Deal or no deal at Copenhagen, there's going to be an increased demand for wind turbines, both inside China and outside. But what the Chinese want to ensure is that they're not just providing the essential raw materials, the rare earths, and doing the manufacturing, but that they also have access to the most advanced low-carbon technologies.
We were shown plans for what they're calling the Silicon Valley of rare earth, a high-tech industrial park in Baotou to attract international investors. This year, there was an outcry when the Chinese said they would restrict the export of rare earth to conserve their supply, and to make foreign companies produce their high-end technologies here in China.
ZHAO ZENGQI: Although China has the largest reserves, we only have 50 percent of global deposits. We are supplying too much rare earth, and it's not sustainable, so we must restrict export.
LINDSEY HILSUM: The writing on the wall says: Become the leader of the world in rare earth industry.

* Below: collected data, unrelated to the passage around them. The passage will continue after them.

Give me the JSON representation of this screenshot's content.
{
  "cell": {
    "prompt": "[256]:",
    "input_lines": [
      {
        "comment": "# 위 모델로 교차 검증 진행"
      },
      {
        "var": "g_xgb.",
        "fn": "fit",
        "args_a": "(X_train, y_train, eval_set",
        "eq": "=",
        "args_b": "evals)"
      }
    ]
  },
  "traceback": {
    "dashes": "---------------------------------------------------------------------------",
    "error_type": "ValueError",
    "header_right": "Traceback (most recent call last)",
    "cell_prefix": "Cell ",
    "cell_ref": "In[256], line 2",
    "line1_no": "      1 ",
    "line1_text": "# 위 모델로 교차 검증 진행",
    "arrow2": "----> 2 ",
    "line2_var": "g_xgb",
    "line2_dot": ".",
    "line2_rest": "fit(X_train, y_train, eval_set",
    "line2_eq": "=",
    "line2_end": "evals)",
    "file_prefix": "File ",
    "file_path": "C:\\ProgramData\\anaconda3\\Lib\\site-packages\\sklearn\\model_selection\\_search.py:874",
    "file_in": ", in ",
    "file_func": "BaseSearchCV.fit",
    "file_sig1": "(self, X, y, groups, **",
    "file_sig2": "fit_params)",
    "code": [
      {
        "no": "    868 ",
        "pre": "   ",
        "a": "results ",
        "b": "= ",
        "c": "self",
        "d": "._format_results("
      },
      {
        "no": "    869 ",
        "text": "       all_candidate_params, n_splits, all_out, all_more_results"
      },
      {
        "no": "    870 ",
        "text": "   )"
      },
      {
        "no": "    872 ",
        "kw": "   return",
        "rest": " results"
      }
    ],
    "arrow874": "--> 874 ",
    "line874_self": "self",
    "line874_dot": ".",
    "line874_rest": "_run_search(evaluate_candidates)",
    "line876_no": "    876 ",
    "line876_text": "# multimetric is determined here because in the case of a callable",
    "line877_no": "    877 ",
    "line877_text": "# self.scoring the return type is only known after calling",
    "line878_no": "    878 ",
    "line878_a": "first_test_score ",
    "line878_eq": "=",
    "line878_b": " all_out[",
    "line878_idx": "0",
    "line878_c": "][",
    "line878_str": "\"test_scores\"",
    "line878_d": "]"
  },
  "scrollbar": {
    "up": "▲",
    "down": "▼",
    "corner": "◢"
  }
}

But China can't produce enough for everyone anymore, and if governments are serious about low-carbon technologies, other countries will have to start producing.
MARK SMITH: I think that, if we don't get a couple of projects up and running very, very quickly, there's going to be very severe shortage of rare earths in the world, and all of these clean-energy technologies that we're legislating and trying to implement through policy changes are not going to be possible.
LINDSEY HILSUM: Champions of a low-carbon future have yet to wake up to the environmental price Chinese workers and villagers are paying. At Copenhagen, politicians talk of cutting carbon emissions, but they can't meet any targets without rare earth, and that means a sustainable supply, and not all from China.